A blog formerly known as Bookishness / By Charles Matthews

"Dazzled by so many and such marvelous inventions, the people of Macondo ... became indignant over the living images that the prosperous merchant Bruno Crespi projected in the theater with the lion-head ticket windows, for a character who had died and was buried in one film and for whose misfortune tears had been shed would reappear alive and transformed into an Arab in the next one. The audience, who had paid two cents apiece to share the difficulties of the actors, would not tolerate that outlandish fraud and they broke up the seats. The mayor, at the urging of Bruno Crespi, explained in a proclamation that the cinema was a machine of illusions that did not merit the emotional outbursts of the audience. With that discouraging explanation many ... decided not to return to the movies, considering that they already had too many troubles of their own to weep over the acted-out misfortunes of imaginary beings."
--Gabriel García Márquez, One Hundred Years of Solitude

Thursday, October 1, 2015

Pierrot le Fou (Jean-Luc Godard, 1965)


Roger Ebert did something critics seldom do: He changed his opinion of a movie. (Think about it: How many of us would like to be held to our original opinions of some films that were fun to watch the first time but haven't held up -- like, say, Braveheart (Mel Gibson, 1995) or Forrest Gump (Robert Zemeckis, 1994)?) Ebert gave Pierrot le Fou three and a half stars when he reviewed it in 1966, lauding Godard's "virtuoso display of his mastery of Hollywood genres." But in 2007, reviewing a re-release of the film, he reduced the assessment to two and a half stars: "I now see it," he wrote, "as the story of silly characters who have seen too many Hollywood movies." I think my opinion of the film might have been the reverse of Ebert's: If I had seen it 20 or 30 years ago, I might have dismissed it as a pretentious and arty example of the French New Wave at its worst, mixing silly antics with facile social and political satire.

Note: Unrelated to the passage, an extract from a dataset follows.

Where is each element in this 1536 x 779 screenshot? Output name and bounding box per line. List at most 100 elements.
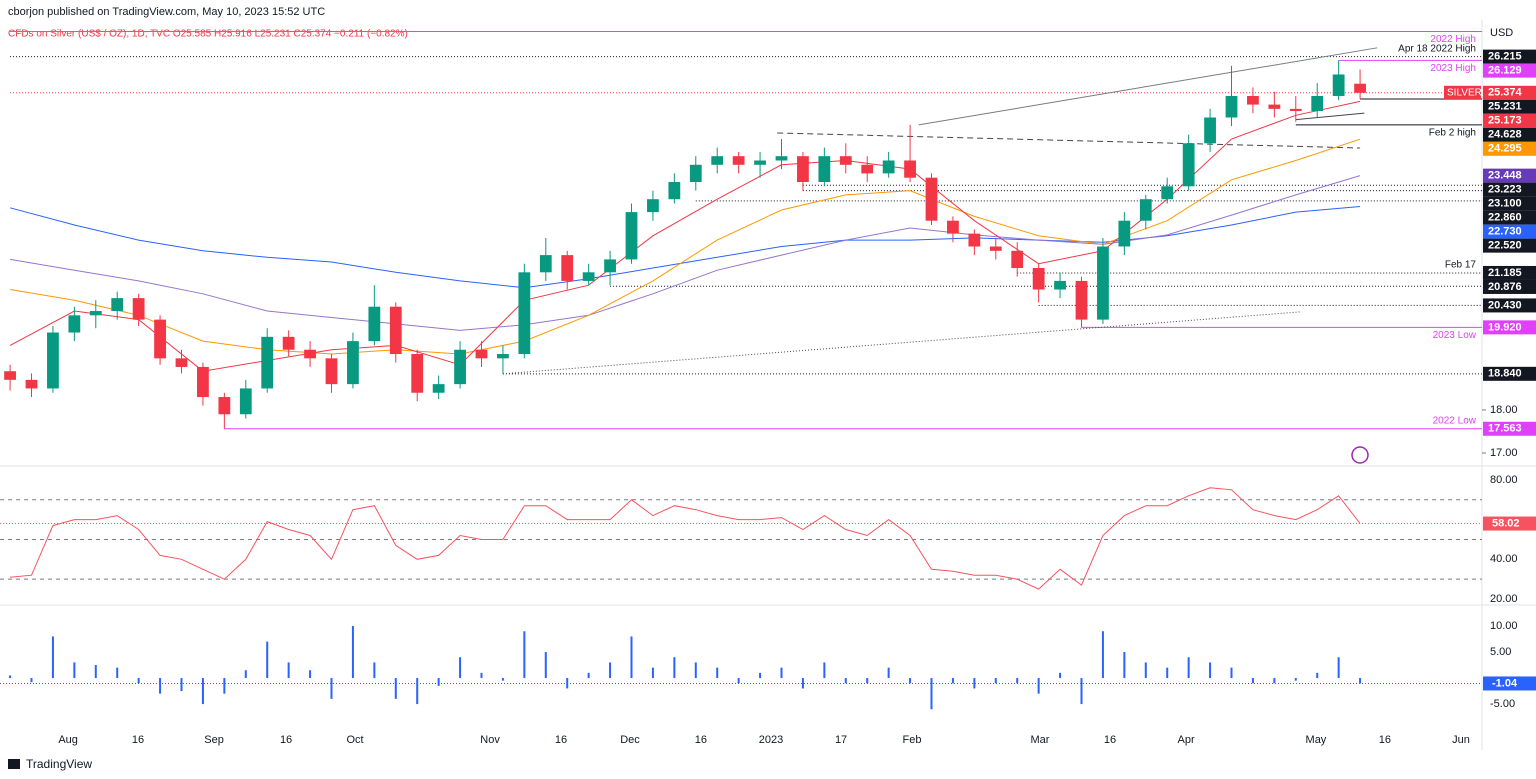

Instead, it now strikes me as a brilliant deconstruction of Hollywood film noir, gangster movies, and romantic adventure, almost perverse in its opening up of the traditional claustrophobic black-and-white atmosphere of noir with its bright wide-screen Eastmancolor images. And without Pierrot le Fou, or other Godard films like Breathless (1960) or Bande à Part (1964), would Hollywood have had the inspiration or the nerve to make movies like Bonnie and Clyde (Arthur Penn, 1967)? Yes, the characters played by Jean-Paul Belmondo and Anna Karina are silly, but Godard makes us see through their eyes the absurdity of the commerce-ridden milieu in which they exist. There is no core to their lives, no matter how much Ferdinand (Belmondo) and Marianne (Karina) may try to establish one with art and literature on his part or with a pursuit of fun on hers. The French have always loved to épater le bourgeoisie, and Godard plants himself firmly in that tradition, but the absurdity of Ferdinand's self-immolation (or -detonation), painting his face blue and wrapping his head in explosives, suggests that there is a price to be paid for shaking up the squares. But until we reach that point, Allons-y, Alonso!